On the bottom line, where we have std::cout
show us 17 digits of precision, we see that d
is actually not quite 0.1! This is because the double had to truncate the approximation due to its limited memory. The result is a number that is precise to 16 significant digits (which type double guarantees), but the number is not exactly 0.1. Rounding errors may make a number either slightly smaller or slightly larger, depending on where the truncation happens.
Rounding errors can have unexpected consequences:
#include <iomanip> // for std::setprecision()
#include <iostream>
int main()
{
std::cout << std::setprecision(17);
double d1{ 1.0 };
std::cout << d1 << '\n';
double d2{ 0.1 + 0.1 + 0.1 + 0.1 + 0.1 + 0.1 + 0.1 + 0.1 + 0.1 + 0.1 }; // should equal 1.0
std::cout << d2 << '\n';
return 0;
}
1 0.99999999999999989
Although we might expect that d1
and d2
should be equal, we see that they are not. If we were to compare d1
and d2
in a program, the program would probably not perform as expected. Because floating point numbers tend to be inexact, comparing floating point numbers is generally problematic -- we discuss the subject more (and solutions) in lesson 6.7 -- Relational operators and floating point comparisons.
One last note on rounding errors: mathematical operations (such as addition and multiplication) tend to make rounding errors grow. So even though 0.1 has a rounding error in the 17th significant digit, when we add 0.1 ten times, the rounding error has crept into the 16th significant digit. Continued operations would cause this error to become increasingly significant.
Key insight
Rounding errors occur when a number can’t be stored precisely. This can happen even with simple numbers, like 0.1. Therefore, rounding errors can, and do, happen all the time. Rounding errors aren’t the exception -- they’re the norm. Never assume your floating point numbers are exact.

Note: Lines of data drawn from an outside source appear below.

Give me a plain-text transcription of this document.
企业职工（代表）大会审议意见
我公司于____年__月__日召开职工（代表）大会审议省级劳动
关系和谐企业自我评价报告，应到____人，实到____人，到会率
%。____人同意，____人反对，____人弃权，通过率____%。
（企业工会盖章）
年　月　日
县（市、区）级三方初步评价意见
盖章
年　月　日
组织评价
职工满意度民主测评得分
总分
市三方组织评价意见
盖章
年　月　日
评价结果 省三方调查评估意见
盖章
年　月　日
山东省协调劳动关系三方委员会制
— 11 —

A corollary of this rule is: be wary of using floating point numbers for financial or currency data.
Related content
For more insight into how floating point numbers are stored in binary, check out the float.exposed tool.

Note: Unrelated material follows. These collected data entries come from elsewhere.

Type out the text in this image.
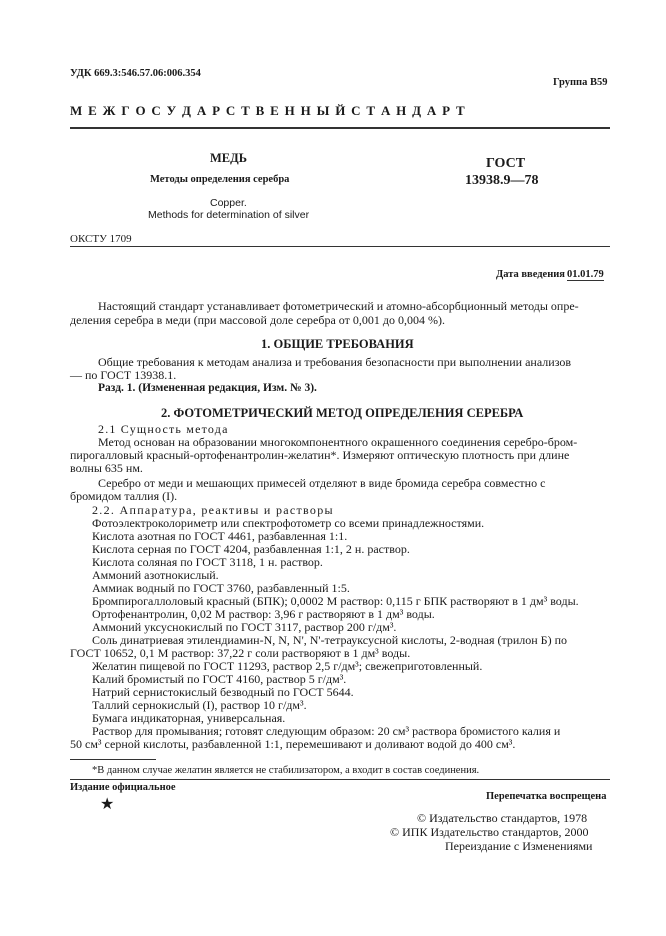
УДК 669.3:546.57.06:006.354
Группа В59
М Е Ж Г О С У Д А Р С Т В Е Н Н Ы Й С Т А Н Д А Р Т
МЕДЬ
Методы определения серебра
Copper.
Methods for determination of silver
ГОСТ
13938.9—78
ОКСТУ 1709
Дата введения 01.01.79
Настоящий стандарт устанавливает фотометрический и атомно-абсорбционный методы опре-
деления серебра в меди (при массовой доле серебра от 0,001 до 0,004 %).
1. ОБЩИЕ ТРЕБОВАНИЯ
Общие требования к методам анализа и требования безопасности при выполнении анализов
— по ГОСТ 13938.1.
Разд. 1. (Измененная редакция, Изм. № 3).
2. ФОТОМЕТРИЧЕСКИЙ МЕТОД ОПРЕДЕЛЕНИЯ СЕРЕБРА
2.1 Сущность метода
Метод основан на образовании многокомпонентного окрашенного соединения серебро-бром-
пирогалловый красный-ортофенантролин-желатин*. Измеряют оптическую плотность при длине
волны 635 нм.
Серебро от меди и мешающих примесей отделяют в виде бромида серебра совместно с
бромидом таллия (I).
2.2. Аппаратура, реактивы и растворы
Фотоэлектроколориметр или спектрофотометр со всеми принадлежностями.
Кислота азотная по ГОСТ 4461, разбавленная 1:1.
Кислота серная по ГОСТ 4204, разбавленная 1:1, 2 н. раствор.
Кислота соляная по ГОСТ 3118, 1 н. раствор.
Аммоний азотнокислый.
Аммиак водный по ГОСТ 3760, разбавленный 1:5.
Бромпирогаллоловый красный (БПК); 0,0002 М раствор: 0,115 г БПК растворяют в 1 дм³ воды.
Ортофенантролин, 0,02 М раствор: 3,96 г растворяют в 1 дм³ воды.
Аммоний уксуснокислый по ГОСТ 3117, раствор 200 г/дм³.
Соль динатриевая этилендиамин-N, N, N', N'-тетрауксусной кислоты, 2-водная (трилон Б) по
ГОСТ 10652, 0,1 М раствор: 37,22 г соли растворяют в 1 дм³ воды.
Желатин пищевой по ГОСТ 11293, раствор 2,5 г/дм³; свежеприготовленный.
Калий бромистый по ГОСТ 4160, раствор 5 г/дм³.
Натрий сернистокислый безводный по ГОСТ 5644.
Таллий сернокислый (I), раствор 10 г/дм³.
Бумага индикаторная, универсальная.
Раствор для промывания; готовят следующим образом: 20 см³ раствора бромистого калия и
50 см³ серной кислоты, разбавленной 1:1, перемешивают и доливают водой до 400 см³.
*В данном случае желатин является не стабилизатором, а входит в состав соединения.
Издание официальное
Перепечатка воспрещена
★
© Издательство стандартов, 1978
© ИПК Издательство стандартов, 2000
Переиздание с Изменениями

To learn more about floating point numbers and rounding errors, floating-point-gui.de and fabiensanglard.net have approachable guides on the topic.
NaN and Inf
IEEE 754 compatible formats additionally support some special values:
- Inf, which represents infinity. Inf is signed, and can be positive (+Inf) or negative (-Inf).
- NaN, which stands for “Not a Number”. There are several different kinds of NaN (which we won’t discuss here).
- Signed zero, meaning there are separate representations for “positive zero” (+0.0) and “negative zero” (-0.0).
Formats that are not compatible with IEEE 754 may not support some (or any) of these values. In such cases, code that uses or generates these special values will produce implementation-defined behavior.
Here’s a program showing all three:
#include <iostream>
int main()
{
double zero { 0.0 };
double posinf { 5.0 / zero }; // positive infinity
std::cout << posinf << '\n';
double neginf { -5.0 / zero }; // negative infinity
std::cout << neginf << '\n';
double z1 { 0.0 / posinf }; // positive zero
std::cout << z1 << '\n';
double z2 { -0.0 / posinf }; // negative zero
std::cout << z2 << '\n';
double nan { zero / zero }; // not a number (mathematically invalid)
std::cout << nan << '\n';
return 0;
}
And the results using Clang:
inf -inf 0 -0 nan
Note that the results of printing Inf
and NaN
are platform specific, so your results may vary (e.g. Visual Studio prints the last result as -nan(ind)
).
Best practice
Avoid division by 0.0
, even if your compiler supports it.
Conclusion
To summarize, the two things you should remember about floating point numbers:
- Floating point numbers are useful for storing very large or very small numbers, including those with fractional components.
- Floating point numbers often have small rounding errors, even when the number has fewer significant digits than the precision. Many times these go unnoticed because they are so small, and because the numbers are truncated for output. However, comparisons of floating point numbers may not give the expected results. Performing mathematical operations on these values will cause the rounding errors to grow larger.